Dental record keeping and retention requirements in Ontario
Recordkeeping is where a lot of otherwise well-run Ontario clinics quietly fall out of compliance - records kept too short, incomplete charts, or files that aren't stored or destroyed securely. The rules are clear once you know them. Here's how long to keep dental records, what belongs in them, and how to handle privacy, storage, and destruction.

How long you must keep dental records
In Ontario, dentists must keep clinical and financial patient records - including radiographs, consultant reports, and drug and lab prescriptions - for at least ten years after the date of the last entry in the patient's record. For a minor, the records must be kept for at least ten years after the day the patient turned 18. The same ten-year rule applies to office records such as appointment books, equipment maintenance records, the sterilization log, and the drug register.
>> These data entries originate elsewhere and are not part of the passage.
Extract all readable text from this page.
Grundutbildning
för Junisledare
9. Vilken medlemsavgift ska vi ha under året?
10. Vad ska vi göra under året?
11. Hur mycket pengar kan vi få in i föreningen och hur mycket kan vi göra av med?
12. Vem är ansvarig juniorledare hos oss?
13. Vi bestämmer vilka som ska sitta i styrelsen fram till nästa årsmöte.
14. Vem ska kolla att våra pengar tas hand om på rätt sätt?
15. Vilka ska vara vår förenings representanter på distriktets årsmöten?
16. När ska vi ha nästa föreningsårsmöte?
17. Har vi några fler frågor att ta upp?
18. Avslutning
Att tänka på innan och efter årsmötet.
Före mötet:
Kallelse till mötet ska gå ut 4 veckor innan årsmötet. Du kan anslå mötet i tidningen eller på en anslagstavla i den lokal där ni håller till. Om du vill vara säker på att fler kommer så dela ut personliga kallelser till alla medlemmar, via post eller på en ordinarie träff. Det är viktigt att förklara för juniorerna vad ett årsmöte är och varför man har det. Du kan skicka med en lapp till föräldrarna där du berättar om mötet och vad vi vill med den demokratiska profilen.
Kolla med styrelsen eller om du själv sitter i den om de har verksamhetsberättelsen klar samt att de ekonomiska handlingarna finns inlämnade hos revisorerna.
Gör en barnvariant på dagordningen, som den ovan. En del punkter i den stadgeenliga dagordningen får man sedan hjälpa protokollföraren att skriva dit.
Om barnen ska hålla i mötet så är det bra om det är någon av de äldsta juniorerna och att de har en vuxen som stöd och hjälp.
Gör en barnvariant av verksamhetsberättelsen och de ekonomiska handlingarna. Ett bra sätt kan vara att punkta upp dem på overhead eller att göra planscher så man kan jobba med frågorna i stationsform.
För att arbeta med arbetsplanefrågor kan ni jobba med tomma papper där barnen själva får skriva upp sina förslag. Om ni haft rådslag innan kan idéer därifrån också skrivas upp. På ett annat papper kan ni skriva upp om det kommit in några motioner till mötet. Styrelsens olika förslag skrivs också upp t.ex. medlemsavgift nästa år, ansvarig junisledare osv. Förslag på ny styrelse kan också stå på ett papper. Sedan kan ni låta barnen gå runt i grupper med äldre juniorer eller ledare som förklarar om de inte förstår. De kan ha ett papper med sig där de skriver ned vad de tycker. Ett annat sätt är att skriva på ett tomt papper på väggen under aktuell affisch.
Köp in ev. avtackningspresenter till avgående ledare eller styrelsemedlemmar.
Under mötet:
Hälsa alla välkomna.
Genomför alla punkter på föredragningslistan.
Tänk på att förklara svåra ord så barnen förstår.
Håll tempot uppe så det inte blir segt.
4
The RCDSO Dental Recordkeeping guidelines are the authoritative source.
- Adults: at least 10 years from the last entry in the record
- Minors: at least 10 years after the patient turns 18
- Same 10-year rule for radiographs and prescriptions
- Office records (appointment book, sterilization log, drug register) also kept 10 years
What a complete dental record includes
A record isn't just clinical notes. RCDSO expects a complete, legible, contemporaneous record: medical and dental history, examination and diagnosis, treatment plan and informed consent, treatment provided and by whom, radiographs and lab work, prescriptions, and financial records. The test inspectors and reviewers apply is simple - could another provider reconstruct what happened and why from your chart alone?
Privacy: your PHIPA obligations
Dental records are personal health information, governed by Ontario's Personal Health Information Protection Act (PHIPA). That makes the clinic a health information custodian responsible for safeguarding records, limiting access to those who need it, responding to patient access requests, and reporting privacy breaches. The Information and Privacy Commissioner of Ontario oversees PHIPA and publishes practical guidance for health custodians.
- Treat every chart as protected personal health information
- Limit access to staff who need it for care or administration
- Honour patient requests to access or correct their records
- Have a breach-response process in place before you need it
Storage, access, and secure destruction
Records can be paper or electronic, but either way they must be secure, backed up, and retrievable. Electronic records need access controls, audit trails, and reliable backups. When the retention period ends, records must be destroyed in a way that protects confidentiality - shredding or incineration for paper, secure wiping for digital media. Tossing old charts in the recycling is a privacy breach, not a cleanup.
Where recordkeeping meets your inspection
Recordkeeping overlaps directly with IPAC and operations: your sterilization log, equipment maintenance records, and training files are all part of the same retention obligation, and inspectors expect to find them fast. If your documentation is scattered across binders, drawers, and desktops, that's the gap to close first - start with our Ontario dental compliance checklist. Prime DMS builds recordkeeping and retention into IPAC manuals and policy development and aligns it with your health, safety and AODA obligations, and you can find plain-English answers in our Ontario dental compliance FAQ.
Frequently asked questions
- How long do you have to keep dental records in Ontario?
- At least ten years after the last entry in the patient's record. For a minor, records must be kept for at least ten years after the patient turns 18. The same ten-year rule applies to office records such as the sterilization log and drug register.
- Are electronic dental records allowed in Ontario?
- Yes. Records can be paper or electronic, but electronic records must have access controls, audit trails, and reliable backups, and must remain secure and retrievable for the full retention period.
- Who owns a patient's dental record?
- The dentist or clinic owns the physical record, but the patient has a right to access the information in it. Under PHIPA, the clinic is a health information custodian responsible for safeguarding the record and honouring access requests.
- How should old dental records be destroyed?
- After the retention period, records must be destroyed in a way that protects patient confidentiality - shredding or incineration for paper, and secure wiping for digital media. Discarding charts in regular recycling is a privacy breach.